MLK’s Three-headed Monster Remains

Exactly one year before his assassination, Rev. Dr. Martin Luther King, Jr. delivered a searing critique of U.S. international and domestic policy to those gathered at Riverside Church in New York City. The critique came in the form of a lecture, “Beyond Vietnam: A Time to Break Silence.”

King believed his God-given ministerial calling required speaking “for the weak, for the voiceless, for the victims of [the U.S.], for those it calls ‘enemy’ . . .” This, he reasoned, necessitated speaking up for oppressed Blacks in the U.S. and oppressed Vietnamese in the former French colony Vietnam. Thus King globalized the image of mutual dependence he championed in “Letter From a Birmingham Jail.”

I am cognizant of the interrelatedness of all communities and states. I cannot sit idly by in Atlanta and not be concerned about what happens in Birmingham. Injustice anywhere is a threat to justice everywhere. We are caught in an inescapable network of mutuality, tied in a single garment of destiny. Whatever affects one directly, affects all indirectly. Never again can we afford to live with the narrow, provincial ‘outside agitator’ idea. Anyone who lives inside the United States can never be considered an outsider anywhere within its bounds

Whatever injustices plague Blacks in Atlanta or Birmingham inevitably plague brothers and sisters in Vietnam, too. “Whatever affects one directly, affects all indirectly.”

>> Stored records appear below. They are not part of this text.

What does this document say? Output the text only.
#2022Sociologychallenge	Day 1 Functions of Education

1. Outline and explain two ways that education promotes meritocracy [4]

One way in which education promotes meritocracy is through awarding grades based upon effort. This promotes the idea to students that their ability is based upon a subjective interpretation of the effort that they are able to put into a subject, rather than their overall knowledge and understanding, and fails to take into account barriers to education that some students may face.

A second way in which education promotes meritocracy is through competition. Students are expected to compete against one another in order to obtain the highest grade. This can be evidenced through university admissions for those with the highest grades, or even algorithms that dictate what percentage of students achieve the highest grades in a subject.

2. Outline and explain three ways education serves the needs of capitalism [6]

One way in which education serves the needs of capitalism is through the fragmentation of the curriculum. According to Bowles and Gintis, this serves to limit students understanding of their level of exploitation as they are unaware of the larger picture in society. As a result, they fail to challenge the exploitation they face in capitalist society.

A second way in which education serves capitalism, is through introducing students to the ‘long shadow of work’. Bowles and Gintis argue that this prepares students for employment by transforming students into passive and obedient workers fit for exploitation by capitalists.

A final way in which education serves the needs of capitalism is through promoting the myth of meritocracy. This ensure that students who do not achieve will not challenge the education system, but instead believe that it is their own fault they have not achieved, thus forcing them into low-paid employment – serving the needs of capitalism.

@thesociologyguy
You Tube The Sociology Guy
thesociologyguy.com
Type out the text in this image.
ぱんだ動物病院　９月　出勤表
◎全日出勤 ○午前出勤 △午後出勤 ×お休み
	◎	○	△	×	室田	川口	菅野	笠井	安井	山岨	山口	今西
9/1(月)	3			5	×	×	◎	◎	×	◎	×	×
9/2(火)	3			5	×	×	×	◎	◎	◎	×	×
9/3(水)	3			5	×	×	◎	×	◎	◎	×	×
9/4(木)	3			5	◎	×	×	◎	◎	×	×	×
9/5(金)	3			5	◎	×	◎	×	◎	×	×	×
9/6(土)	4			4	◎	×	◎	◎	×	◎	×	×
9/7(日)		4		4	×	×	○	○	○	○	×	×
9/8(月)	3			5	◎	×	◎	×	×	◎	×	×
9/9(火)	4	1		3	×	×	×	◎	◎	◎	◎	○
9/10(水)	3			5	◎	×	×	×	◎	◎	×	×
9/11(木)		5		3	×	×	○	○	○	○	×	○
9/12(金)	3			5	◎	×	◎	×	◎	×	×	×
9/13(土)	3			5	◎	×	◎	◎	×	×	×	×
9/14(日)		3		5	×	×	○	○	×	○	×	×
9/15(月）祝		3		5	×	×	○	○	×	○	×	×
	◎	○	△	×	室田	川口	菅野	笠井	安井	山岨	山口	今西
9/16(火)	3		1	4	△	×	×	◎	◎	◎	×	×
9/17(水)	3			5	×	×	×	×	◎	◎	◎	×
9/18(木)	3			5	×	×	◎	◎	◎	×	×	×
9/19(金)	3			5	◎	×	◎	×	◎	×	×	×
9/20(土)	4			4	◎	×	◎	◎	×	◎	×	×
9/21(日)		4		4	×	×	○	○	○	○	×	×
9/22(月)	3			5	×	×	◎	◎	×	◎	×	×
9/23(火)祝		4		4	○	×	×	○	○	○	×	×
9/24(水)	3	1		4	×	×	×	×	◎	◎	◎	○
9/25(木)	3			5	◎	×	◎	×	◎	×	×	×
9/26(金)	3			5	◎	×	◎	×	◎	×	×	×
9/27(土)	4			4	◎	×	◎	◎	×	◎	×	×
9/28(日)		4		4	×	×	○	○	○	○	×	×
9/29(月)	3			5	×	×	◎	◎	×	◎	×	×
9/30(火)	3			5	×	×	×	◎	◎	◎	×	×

King identifies three causes of injustices that are bedeviling Blacks and the Vietnamese: “the giant triplets of racism, extreme materialism, and militarism.” For King, this triplet functions like a three-headed monster. Though racism, materialism, and militarism are distinct, since the colonial area they have acted in tandem—always coming as a combined or fused dominating force. English colonialists rabid for land and agricultural capital racialized the Indigenous as non-white savages (for them, this phrase houses redundancy) without rights to their ancestors land. Armed with the backing of the English crown and military, these colonists drove the Indigenous off fertile land, and brought stolen Black bodies to do the arduous work of growing crops like tobacco while under the ever watchful eye of armed soldiers or militias. Similar examples of this three-headed monster’s oppressive and exploitive structuring of the globe liter world history. Read Aimé Césaire, Roxanne Dunbar-Ortiz, Howard Winant, Lisa Lowe, or Erika Lee. You’ll see.

But you don’t need to stick to history books to see this three-headed monster in action. Just look around. Consider Brazil. Meditate on the United States. Reflect on the humanitarian disasters in Libya and Yemen. Examine Puerto Rico (a U.S. colony) and the Philippines. Do you see it? Do you see the monster? Do you see it surfacing amid the recent U.S. riots? It’s there. It’s in all these places. This construction of human hands is a grotesque creature, isn’t it?

Lord have mercy—and give us wisdom and strength to confront this centuries-old Leviathan your servant King exposed. For where it strikes one directly, it strikes all indirectly.